Yes, every once in a while, even writers catch a lucky break.
Yes, we do have our serendipitous moments.
And to my surprise, one week ago serendipity hit me in the aisle of a Cracker Barrel.
You see, I’m the SFWA chairman of our joint 35th Anniversity, Howard Camner Poems Landing on the Moon Christmas party.
What an endeavor!
And one of my assignments is to look for stuff related to our theme, “The Moon.”
So I’m walking down that Cracker Barrel aisle and I find a display of moon-related stuff.
“Wow. How fortuitous,” I think and I wonder, “Was this display here because of the eclipse? Who knows?”
But as I examine the tchotchkes and a smile eclipses my face. My eyes spy upon a box of porcelain salt & pepper shakers.
Not your ordinary run of the mill shakers but ones shaped like the Earth, the Moon, a rocket, and an alien.
A blue and green earth which highlights the continents, a pink moon pockmarked with craters, a black and white rocket with one porthole and four fins and a scary red moon alien.
Before my eyes, Howard Camner’s miraculous story has been told in porcelain.
On Earth, Howard crafts his poems.
Then a rocket flies them to the Moon.
Where aliens read them and think that our SFWA member is one hell-of-a-poet.

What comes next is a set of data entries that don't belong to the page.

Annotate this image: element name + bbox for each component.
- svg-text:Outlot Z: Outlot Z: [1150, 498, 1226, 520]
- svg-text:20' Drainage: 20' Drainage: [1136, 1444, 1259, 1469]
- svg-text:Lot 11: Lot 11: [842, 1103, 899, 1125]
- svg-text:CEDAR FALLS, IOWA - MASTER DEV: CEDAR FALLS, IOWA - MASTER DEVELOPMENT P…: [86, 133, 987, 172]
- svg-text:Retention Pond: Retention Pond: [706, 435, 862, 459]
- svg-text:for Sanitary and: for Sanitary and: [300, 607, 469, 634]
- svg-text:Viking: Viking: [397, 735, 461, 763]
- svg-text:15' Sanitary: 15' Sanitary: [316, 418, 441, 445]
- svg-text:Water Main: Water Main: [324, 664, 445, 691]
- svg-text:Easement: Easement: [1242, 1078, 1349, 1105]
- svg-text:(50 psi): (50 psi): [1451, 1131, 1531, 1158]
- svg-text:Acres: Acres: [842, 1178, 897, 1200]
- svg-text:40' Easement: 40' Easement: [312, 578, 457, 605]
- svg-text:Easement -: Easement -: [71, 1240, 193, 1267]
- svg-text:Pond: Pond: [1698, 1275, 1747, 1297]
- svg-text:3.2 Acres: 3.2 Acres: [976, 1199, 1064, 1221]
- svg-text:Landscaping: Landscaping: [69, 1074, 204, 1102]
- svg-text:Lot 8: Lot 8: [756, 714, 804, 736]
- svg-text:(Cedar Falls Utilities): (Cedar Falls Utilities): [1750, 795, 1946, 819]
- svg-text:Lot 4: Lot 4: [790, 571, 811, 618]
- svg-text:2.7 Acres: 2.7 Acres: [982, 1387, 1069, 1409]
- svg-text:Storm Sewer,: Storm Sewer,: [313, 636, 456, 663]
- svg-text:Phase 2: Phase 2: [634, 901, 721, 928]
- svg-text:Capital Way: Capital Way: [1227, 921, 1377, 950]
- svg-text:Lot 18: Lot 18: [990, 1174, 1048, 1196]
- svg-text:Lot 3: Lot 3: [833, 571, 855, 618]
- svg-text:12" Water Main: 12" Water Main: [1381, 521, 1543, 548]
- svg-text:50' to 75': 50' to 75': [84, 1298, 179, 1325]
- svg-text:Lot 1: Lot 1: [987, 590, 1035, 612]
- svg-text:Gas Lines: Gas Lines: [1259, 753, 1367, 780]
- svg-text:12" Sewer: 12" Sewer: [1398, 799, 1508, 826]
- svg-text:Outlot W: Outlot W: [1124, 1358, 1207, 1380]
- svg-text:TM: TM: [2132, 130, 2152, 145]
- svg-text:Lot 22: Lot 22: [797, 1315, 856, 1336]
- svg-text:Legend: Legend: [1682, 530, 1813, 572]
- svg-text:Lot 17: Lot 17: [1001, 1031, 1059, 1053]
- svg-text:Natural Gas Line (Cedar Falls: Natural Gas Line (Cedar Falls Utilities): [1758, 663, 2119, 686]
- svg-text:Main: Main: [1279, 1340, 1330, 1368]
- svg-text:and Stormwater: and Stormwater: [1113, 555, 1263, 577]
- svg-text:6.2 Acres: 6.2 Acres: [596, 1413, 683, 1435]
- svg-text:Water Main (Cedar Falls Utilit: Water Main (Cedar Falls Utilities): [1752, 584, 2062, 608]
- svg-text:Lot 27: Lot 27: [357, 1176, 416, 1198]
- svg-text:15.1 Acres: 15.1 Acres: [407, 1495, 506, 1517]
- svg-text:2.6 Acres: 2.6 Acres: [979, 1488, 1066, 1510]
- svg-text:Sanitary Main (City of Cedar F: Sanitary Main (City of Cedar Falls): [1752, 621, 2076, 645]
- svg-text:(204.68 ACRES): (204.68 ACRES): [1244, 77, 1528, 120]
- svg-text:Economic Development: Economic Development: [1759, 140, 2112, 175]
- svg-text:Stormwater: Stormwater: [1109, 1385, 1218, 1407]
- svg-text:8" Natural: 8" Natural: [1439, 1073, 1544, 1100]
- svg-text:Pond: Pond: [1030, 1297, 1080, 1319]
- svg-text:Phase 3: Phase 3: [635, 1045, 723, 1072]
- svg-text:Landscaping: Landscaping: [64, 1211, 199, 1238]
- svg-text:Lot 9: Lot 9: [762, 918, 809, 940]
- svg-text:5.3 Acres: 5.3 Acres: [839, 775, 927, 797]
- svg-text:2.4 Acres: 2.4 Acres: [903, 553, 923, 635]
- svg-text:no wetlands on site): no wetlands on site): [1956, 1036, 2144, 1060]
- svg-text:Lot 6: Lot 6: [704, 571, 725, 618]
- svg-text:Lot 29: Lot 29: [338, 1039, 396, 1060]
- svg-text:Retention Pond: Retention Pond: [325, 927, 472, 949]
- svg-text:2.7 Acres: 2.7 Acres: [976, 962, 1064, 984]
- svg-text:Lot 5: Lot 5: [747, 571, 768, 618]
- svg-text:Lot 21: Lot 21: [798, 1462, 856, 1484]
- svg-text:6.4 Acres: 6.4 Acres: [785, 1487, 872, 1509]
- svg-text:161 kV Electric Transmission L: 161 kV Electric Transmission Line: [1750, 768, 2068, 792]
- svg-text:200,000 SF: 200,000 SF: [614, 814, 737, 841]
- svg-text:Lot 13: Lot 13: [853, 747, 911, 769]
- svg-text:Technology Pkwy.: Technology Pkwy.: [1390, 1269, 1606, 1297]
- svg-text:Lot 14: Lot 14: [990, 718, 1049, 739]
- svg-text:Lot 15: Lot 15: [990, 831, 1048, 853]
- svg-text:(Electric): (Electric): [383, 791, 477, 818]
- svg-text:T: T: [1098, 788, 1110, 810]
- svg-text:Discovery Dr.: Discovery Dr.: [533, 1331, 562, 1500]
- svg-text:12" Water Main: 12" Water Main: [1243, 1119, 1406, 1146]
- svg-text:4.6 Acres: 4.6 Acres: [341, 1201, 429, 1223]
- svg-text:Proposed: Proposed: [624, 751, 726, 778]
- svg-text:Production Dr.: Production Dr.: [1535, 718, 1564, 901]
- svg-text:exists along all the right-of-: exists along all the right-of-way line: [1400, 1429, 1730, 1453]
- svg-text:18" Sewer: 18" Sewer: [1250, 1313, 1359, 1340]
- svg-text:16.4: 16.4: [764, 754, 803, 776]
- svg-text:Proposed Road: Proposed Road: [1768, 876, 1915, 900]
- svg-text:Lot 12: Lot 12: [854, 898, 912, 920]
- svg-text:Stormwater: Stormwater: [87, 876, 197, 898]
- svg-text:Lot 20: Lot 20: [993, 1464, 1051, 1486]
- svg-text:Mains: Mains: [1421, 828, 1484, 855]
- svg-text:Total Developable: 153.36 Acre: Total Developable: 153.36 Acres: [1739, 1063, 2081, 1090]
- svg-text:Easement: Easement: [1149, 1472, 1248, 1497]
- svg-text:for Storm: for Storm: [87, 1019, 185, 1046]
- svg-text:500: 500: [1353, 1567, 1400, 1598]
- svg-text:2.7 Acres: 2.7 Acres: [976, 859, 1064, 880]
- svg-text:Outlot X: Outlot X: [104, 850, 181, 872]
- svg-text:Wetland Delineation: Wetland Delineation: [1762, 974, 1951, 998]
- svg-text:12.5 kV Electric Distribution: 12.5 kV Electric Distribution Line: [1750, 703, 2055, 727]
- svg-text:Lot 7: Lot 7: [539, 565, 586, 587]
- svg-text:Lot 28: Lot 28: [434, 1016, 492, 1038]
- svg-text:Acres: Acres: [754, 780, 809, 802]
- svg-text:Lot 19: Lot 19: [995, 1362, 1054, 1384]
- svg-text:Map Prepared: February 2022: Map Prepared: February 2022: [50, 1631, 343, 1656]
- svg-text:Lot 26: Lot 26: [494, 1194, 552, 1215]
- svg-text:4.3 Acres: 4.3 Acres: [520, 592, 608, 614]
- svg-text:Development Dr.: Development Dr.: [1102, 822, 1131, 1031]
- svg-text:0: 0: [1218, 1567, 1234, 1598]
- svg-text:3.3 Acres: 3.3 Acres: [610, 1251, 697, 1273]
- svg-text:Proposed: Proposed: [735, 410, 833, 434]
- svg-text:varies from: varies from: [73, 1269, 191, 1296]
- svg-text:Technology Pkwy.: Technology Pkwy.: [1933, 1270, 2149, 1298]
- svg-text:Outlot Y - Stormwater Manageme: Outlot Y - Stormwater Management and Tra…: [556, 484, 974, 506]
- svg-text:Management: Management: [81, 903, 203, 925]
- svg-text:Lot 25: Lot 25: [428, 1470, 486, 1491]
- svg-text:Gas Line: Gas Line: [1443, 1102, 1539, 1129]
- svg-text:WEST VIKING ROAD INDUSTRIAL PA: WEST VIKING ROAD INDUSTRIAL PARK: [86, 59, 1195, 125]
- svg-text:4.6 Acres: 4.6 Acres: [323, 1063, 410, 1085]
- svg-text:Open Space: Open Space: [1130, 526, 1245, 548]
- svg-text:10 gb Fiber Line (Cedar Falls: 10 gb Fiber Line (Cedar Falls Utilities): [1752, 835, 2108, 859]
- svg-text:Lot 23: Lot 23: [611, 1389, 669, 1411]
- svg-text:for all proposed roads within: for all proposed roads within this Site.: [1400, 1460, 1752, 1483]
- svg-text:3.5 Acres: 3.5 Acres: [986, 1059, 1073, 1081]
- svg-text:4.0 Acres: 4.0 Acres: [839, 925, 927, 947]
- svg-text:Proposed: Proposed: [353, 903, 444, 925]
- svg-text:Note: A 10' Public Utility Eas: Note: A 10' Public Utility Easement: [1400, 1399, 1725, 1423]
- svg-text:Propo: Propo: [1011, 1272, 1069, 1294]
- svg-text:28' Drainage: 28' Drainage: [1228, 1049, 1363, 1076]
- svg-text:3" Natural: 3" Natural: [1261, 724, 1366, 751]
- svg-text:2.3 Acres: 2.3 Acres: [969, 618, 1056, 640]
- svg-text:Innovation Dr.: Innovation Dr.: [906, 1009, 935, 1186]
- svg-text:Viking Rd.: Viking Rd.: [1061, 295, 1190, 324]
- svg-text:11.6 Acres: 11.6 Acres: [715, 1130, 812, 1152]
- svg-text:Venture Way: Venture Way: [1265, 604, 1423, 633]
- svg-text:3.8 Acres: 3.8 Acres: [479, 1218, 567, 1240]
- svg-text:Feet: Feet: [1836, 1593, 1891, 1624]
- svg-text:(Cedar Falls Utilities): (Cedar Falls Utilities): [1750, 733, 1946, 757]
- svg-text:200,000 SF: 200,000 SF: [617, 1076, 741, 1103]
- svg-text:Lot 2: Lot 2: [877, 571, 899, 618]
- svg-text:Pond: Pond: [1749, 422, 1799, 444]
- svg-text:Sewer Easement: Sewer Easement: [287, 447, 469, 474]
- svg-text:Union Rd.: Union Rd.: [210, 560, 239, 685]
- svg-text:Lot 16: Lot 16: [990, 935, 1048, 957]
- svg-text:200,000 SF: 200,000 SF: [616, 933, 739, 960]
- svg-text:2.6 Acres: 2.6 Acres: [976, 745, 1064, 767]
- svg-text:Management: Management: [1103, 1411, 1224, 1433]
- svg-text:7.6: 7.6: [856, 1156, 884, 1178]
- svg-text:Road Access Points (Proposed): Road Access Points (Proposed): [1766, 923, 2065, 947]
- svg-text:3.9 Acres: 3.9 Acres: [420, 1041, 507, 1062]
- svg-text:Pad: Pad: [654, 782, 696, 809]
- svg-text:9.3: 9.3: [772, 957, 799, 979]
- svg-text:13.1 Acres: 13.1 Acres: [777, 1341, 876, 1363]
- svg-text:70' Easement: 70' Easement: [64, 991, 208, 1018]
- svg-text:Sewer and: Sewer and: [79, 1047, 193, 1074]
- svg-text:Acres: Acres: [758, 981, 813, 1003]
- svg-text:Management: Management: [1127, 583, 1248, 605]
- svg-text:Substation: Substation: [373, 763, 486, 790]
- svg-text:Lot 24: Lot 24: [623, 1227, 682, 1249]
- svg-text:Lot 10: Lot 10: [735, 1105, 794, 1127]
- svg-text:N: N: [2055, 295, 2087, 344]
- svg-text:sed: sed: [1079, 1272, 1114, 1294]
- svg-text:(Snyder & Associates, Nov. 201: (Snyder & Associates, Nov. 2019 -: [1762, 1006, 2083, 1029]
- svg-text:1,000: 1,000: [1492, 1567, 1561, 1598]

I buy half of the box of these salt & pepper shakers:
As gifts for Howard and his wife;
As party favors for the folks that plan and run the event;
As door prizes;
As a prop for this story.
So my fellow writers and poets, remember no matter where you are, be on the lookout for
serendipity.
For she may inspire you to write a poem or a story that ends up on the surface of the Moon.